The advowson of the church was held by the preceptory of the Knights Hospitaller of Saint John of Jerusalem at Shingay [Cambridgeshire] which, thus, appointed every rector of the parish and these rectors held the manor. The holdings of the knights were confiscated during the dissolution of religious houses by Henry VIII (1509-1547) and the advowson went to the Crown.

 

In 1540 Sir Richard Longe received the holdings of the former Shingay preceptory including the advowson of Eversholt and thus the manor. His son Henry devised Eversholt to his wife and daughter Elizabeth on his death in 1573. Elizabeth married Sir William Russell and, on her death, it reverted to her mother, who settled it on a son by a third marriage to Charles Morrison. This was disputed by Elizabeth’s son Francis, 4th Earl of Bedford and in 1649 the manor and advowson were held by his son John.

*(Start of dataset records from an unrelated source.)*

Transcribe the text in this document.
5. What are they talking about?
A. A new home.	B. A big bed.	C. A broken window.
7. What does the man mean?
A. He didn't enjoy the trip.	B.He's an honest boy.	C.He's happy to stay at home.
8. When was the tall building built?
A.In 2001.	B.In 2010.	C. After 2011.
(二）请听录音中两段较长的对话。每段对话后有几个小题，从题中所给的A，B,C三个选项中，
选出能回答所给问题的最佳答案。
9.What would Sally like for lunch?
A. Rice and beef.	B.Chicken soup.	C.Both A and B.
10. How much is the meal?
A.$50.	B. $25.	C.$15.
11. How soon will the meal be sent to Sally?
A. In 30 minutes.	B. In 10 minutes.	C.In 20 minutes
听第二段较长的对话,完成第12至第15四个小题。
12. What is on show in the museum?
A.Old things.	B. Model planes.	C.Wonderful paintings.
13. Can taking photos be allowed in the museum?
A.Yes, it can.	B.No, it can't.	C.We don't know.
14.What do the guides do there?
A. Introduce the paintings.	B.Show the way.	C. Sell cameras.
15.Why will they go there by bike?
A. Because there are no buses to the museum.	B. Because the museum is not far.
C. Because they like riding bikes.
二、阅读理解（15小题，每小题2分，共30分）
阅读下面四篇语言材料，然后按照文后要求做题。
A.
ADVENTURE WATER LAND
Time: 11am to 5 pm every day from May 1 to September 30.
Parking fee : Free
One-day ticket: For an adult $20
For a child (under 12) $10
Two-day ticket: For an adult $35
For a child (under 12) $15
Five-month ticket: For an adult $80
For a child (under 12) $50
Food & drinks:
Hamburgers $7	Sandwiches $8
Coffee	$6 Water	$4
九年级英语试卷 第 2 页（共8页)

The manor remained in the Russell family for some time, though in a collateral branch to the Dukes of Bedford, owners being: Edward Russell, son of John; William Russell, son of Edward; Edward Russell, brother of William and later created Earl of Orford in 1697. On Edward’s death in 1727 the manor descended to his niece Anne, wife of Sir Thomas Tipping. She was succeeded by her eldest daughter, Letitia, wife of Samuel, 1st Baron Sandys. On the death of Samuel’s son in 1797 the manor was settled in his wife for the remainder of her life, then on the second son of the Marquess of Downshire.

 Arms of the Dukes of Bedford
Arms of the Dukes of Bedford

In 1839 the manor was purchased by the Duke of Bedford who continued to hold it into the 20th century. In the 1920s a succession of Law of Property Acts effectively abolished manors in all but name.